How Wizards Do Money: Bill and Fleur Weasley

The first time Bill and Fleur fought over money, it was when Fleur was pregnant with their first child.

Fleur, of course, wanted to relocate to France for the birth and for Victoire’s first year at least; she wanted to be near her mother, to be sure, but she also wanted France’s excellent maternity and postnatal care, including la rééducation périnéale and that very special wand designed for new mothers.

Bill wanted to stay where they were, near his own family, in the cottage that had been handed down to them like everything else in the Weasley clan. His mother hadn’t needed a wand to bear seven children. His mother hadn’t gone out and purchased new baby clothes and new toys, all items that Fleur was happily stacking in Shell Cottage without bothering to consult him beforehand.

“We’ll get plenty of hand-me-downs,” he told her, “from my mother.”

“I don’t want hand-me-downs from your mother,” Fleur replied.

The two of them had once thought they were exactly the same, both of them carrying a streak of magical creature within them that set Bill and Fleur apart from their peers; now they were realizing just how different they were.

Everything Fleur spent made Bill worry that there wouldn’t be enough left. Every expense Bill protested against made Fleur worry that he didn’t understand that they didn’t have to live like he did growing up. That, in fact, she did not want a home like The Burrow, which she viewed as sloppy and cheap and uncomfortable.

Bill wanted Fleur to stay at home, like his mother had done. Fleur wanted to hire a nanny and go back to work. They both thought parenthood would change them, but in different ways; each of them made the mistake of thinking they would recreate what they valued in their own families, instead of creating a new family with its own values.

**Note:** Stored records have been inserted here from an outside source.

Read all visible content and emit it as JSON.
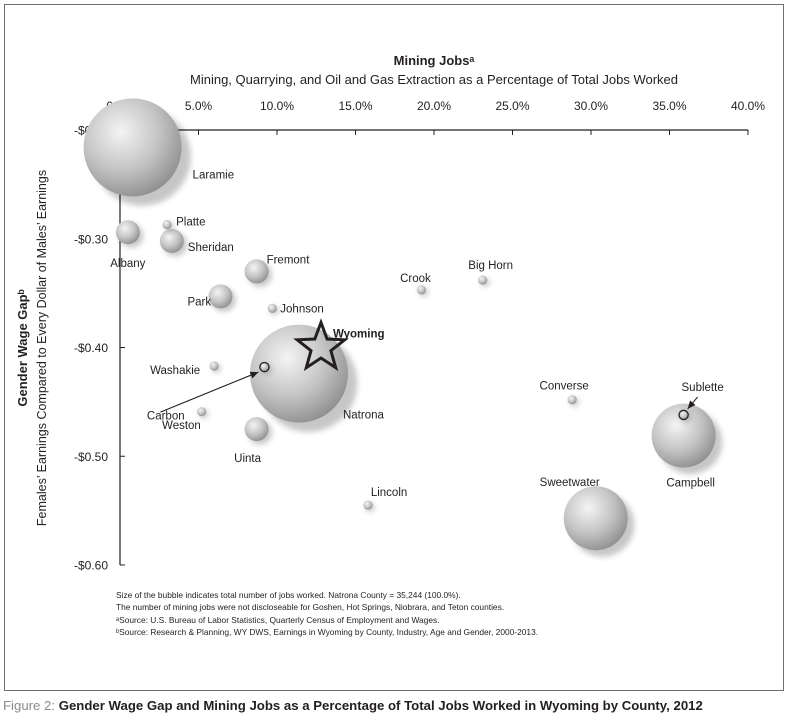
{
  "chart_data": {
    "type": "scatter",
    "subtype": "bubble",
    "title": "Mining Jobsᵃ",
    "subtitle": "Mining, Quarrying, and Oil and Gas Extraction as a Percentage of Total Jobs Worked",
    "xlabel": "Mining Jobsᵃ",
    "ylabel": "Gender Wage Gapᵇ",
    "ylabel_sub": "Females’ Earnings Compared to Every Dollar of Males’ Earnings",
    "x_axis_position": "top",
    "xlim": [
      0,
      40
    ],
    "ylim": [
      -0.6,
      -0.2
    ],
    "x_ticks": [
      "0.0%",
      "5.0%",
      "10.0%",
      "15.0%",
      "20.0%",
      "25.0%",
      "30.0%",
      "35.0%",
      "40.0%"
    ],
    "y_ticks": [
      "-$0.20",
      "-$0.30",
      "-$0.40",
      "-$0.50",
      "-$0.60"
    ],
    "grid": false,
    "series": [
      {
        "points": [
          {
            "label": "Laramie",
            "x": 0.8,
            "y": -0.216,
            "bubble": "very large",
            "label_pos": "right"
          },
          {
            "label": "Platte",
            "x": 3.0,
            "y": -0.287,
            "bubble": "tiny",
            "label_pos": "right"
          },
          {
            "label": "Albany",
            "x": 0.5,
            "y": -0.294,
            "bubble": "small",
            "label_pos": "below"
          },
          {
            "label": "Sheridan",
            "x": 3.3,
            "y": -0.302,
            "bubble": "small",
            "label_pos": "right"
          },
          {
            "label": "Fremont",
            "x": 8.7,
            "y": -0.33,
            "bubble": "small",
            "label_pos": "above-right"
          },
          {
            "label": "Park",
            "x": 6.4,
            "y": -0.353,
            "bubble": "small",
            "label_pos": "left"
          },
          {
            "label": "Johnson",
            "x": 9.7,
            "y": -0.364,
            "bubble": "tiny",
            "label_pos": "right"
          },
          {
            "label": "Crook",
            "x": 19.2,
            "y": -0.347,
            "bubble": "tiny",
            "label_pos": "above"
          },
          {
            "label": "Big Horn",
            "x": 23.1,
            "y": -0.338,
            "bubble": "tiny",
            "label_pos": "above"
          },
          {
            "label": "Washakie",
            "x": 6.0,
            "y": -0.417,
            "bubble": "tiny",
            "label_pos": "left"
          },
          {
            "label": "Weston",
            "x": 9.2,
            "y": -0.418,
            "bubble": "tiny",
            "label_pos": "callout"
          },
          {
            "label": "Natrona",
            "x": 11.4,
            "y": -0.424,
            "bubble": "very large",
            "label_pos": "below-right"
          },
          {
            "label": "Carbon",
            "x": 5.2,
            "y": -0.459,
            "bubble": "tiny",
            "label_pos": "left"
          },
          {
            "label": "Uinta",
            "x": 8.7,
            "y": -0.475,
            "bubble": "small",
            "label_pos": "below"
          },
          {
            "label": "Converse",
            "x": 28.8,
            "y": -0.448,
            "bubble": "tiny",
            "label_pos": "above"
          },
          {
            "label": "Sublette",
            "x": 35.9,
            "y": -0.462,
            "bubble": "tiny",
            "label_pos": "callout"
          },
          {
            "label": "Campbell",
            "x": 35.9,
            "y": -0.481,
            "bubble": "large",
            "label_pos": "below"
          },
          {
            "label": "Lincoln",
            "x": 15.8,
            "y": -0.545,
            "bubble": "tiny",
            "label_pos": "above"
          },
          {
            "label": "Sweetwater",
            "x": 30.3,
            "y": -0.557,
            "bubble": "large",
            "label_pos": "above-left"
          }
        ]
      }
    ],
    "highlight": {
      "label": "Wyoming",
      "x": 12.8,
      "y": -0.4,
      "marker": "star-outline"
    },
    "notes": [
      "Size of the bubble indicates total number of jobs worked. Natrona County = 35,244 (100.0%).",
      "The number of mining jobs were not discloseable for Goshen, Hot Springs, Niobrara, and Teton counties.",
      "ᵃSource: U.S. Bureau of Labor Statistics, Quarterly Census of Employment and Wages.",
      "ᵇSource: Research & Planning, WY DWS, Earnings in Wyoming by County, Industry, Age and Gender, 2000-2013."
    ],
    "caption_lead": "Figure 2: ",
    "caption": "Gender Wage Gap and Mining Jobs as a Percentage of Total Jobs Worked in Wyoming by County, 2012"
  }
}
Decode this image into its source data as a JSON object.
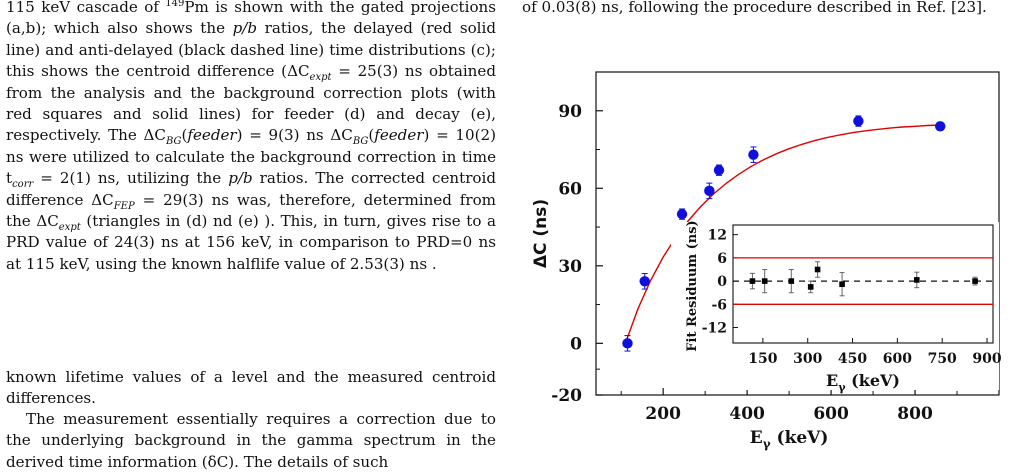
{
  "text": {
    "p1": [
      "115 keV cascade of ",
      "149",
      "Pm is shown with the gated projections (a,b); which also shows the ",
      "p/b",
      " ratios, the delayed (red solid line) and anti-delayed (black dashed line) time distributions (c); this shows the centroid difference (ΔC",
      "expt",
      " = 25(3) ns obtained from the analysis and the background correction plots (with red squares and solid lines) for feeder (d) and decay (e), respectively. The ΔC",
      "BG",
      "(",
      "feeder",
      ") = 9(3) ns ΔC",
      "BG",
      "(",
      "feeder",
      ") = 10(2) ns were utilized to calculate the background correction in time t",
      "corr",
      " = 2(1) ns, utilizing the ",
      "p/b",
      " ratios. The corrected centroid difference ΔC",
      "FEP",
      " = 29(3) ns was, therefore, determined from the ΔC",
      "expt",
      " (triangles in (d) nd (e) ). This, in turn, gives rise to a PRD value of 24(3) ns at 156 keV, in comparison to PRD=0 ns at 115 keV, using the known halflife value of 2.53(3) ns ."
    ],
    "p2": "known lifetime values of a level and the measured centroid differences.",
    "p3": "The measurement essentially requires a correction due to the underlying background in the gamma spectrum in the derived time information (δC). The details of such",
    "right_top": "of 0.03(8) ns, following the procedure described in Ref. [23]."
  },
  "chart_data": [
    {
      "type": "scatter",
      "title": "",
      "xlabel": "E_γ (keV)",
      "ylabel": "ΔC (ns)",
      "xlim": [
        40,
        1000
      ],
      "ylim": [
        -20,
        105
      ],
      "xticks": [
        200,
        400,
        600,
        800
      ],
      "yticks": [
        -20,
        0,
        30,
        60,
        90
      ],
      "series": [
        {
          "name": "",
          "color": "#1010dd",
          "x": [
            115,
            156,
            245,
            310,
            333,
            415,
            665,
            860
          ],
          "y": [
            0,
            24,
            50,
            59,
            67,
            73,
            86,
            84
          ],
          "err": [
            3,
            3,
            2,
            3,
            2,
            3,
            2,
            1.5
          ]
        }
      ],
      "fit": {
        "color": "#e00000",
        "x": [
          110,
          140,
          170,
          200,
          230,
          260,
          290,
          320,
          350,
          380,
          410,
          440,
          470,
          500,
          530,
          560,
          590,
          620,
          650,
          680,
          710,
          740,
          770,
          800,
          830,
          860
        ],
        "y": [
          0,
          13.4,
          24.3,
          33.4,
          41.0,
          47.5,
          53.0,
          57.8,
          61.9,
          65.4,
          68.5,
          71.1,
          73.4,
          75.3,
          77.0,
          78.4,
          79.6,
          80.6,
          81.5,
          82.2,
          82.8,
          83.3,
          83.7,
          84.0,
          84.3,
          84.5
        ]
      }
    },
    {
      "type": "scatter",
      "title": "",
      "xlabel": "E_γ (keV)",
      "ylabel": "Fit Residuum (ns)",
      "xlim": [
        50,
        920
      ],
      "ylim": [
        -16,
        14.5
      ],
      "xticks": [
        150,
        300,
        450,
        600,
        750,
        900
      ],
      "yticks": [
        -12,
        -6,
        0,
        6,
        12
      ],
      "limits": [
        6,
        -6
      ],
      "limit_color": "#e00000",
      "series": [
        {
          "name": "",
          "color": "#000000",
          "x": [
            115,
            156,
            245,
            310,
            333,
            415,
            665,
            860
          ],
          "y": [
            0,
            0,
            0,
            -1.5,
            3,
            -0.8,
            0.3,
            0
          ],
          "err": [
            2,
            3,
            3,
            1.5,
            2,
            3,
            2,
            1
          ]
        }
      ]
    }
  ]
}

There was a second fight brewing underneath this initial one: the type of fight that takes months to fully bloom and changes everything when it finally transforms from thoughts into words. Bill thought Fleur had grown up with a life of privilege. Fleur had always believed that her home and family were quite average. But Fleur’s arguments that she, too, had been required to earn her own pocket money and occasionally pass clothing down to her sister held no weight against Bill’s accusations that her family vacations, international travel, even the small-but-chic apartment in which Fleur spent her childhood were all indications that she could not fathom real life, that she had no resources to deal with their current financial situation.

“So let’s not make it our current financial situation,” Fleur screamed back. “Let me go back to work, and maybe you’ll try to get a job that pays enough so we don’t have to argue over this!”

In the end they both lost. Bill made more and more excuses to travel to Egypt and break curses, and Fleur found herself still at Shell Cottage, now with three children. Neither of them had the life they wanted; Fleur ached for the home she had hoped to build, and Bill simply missed his home.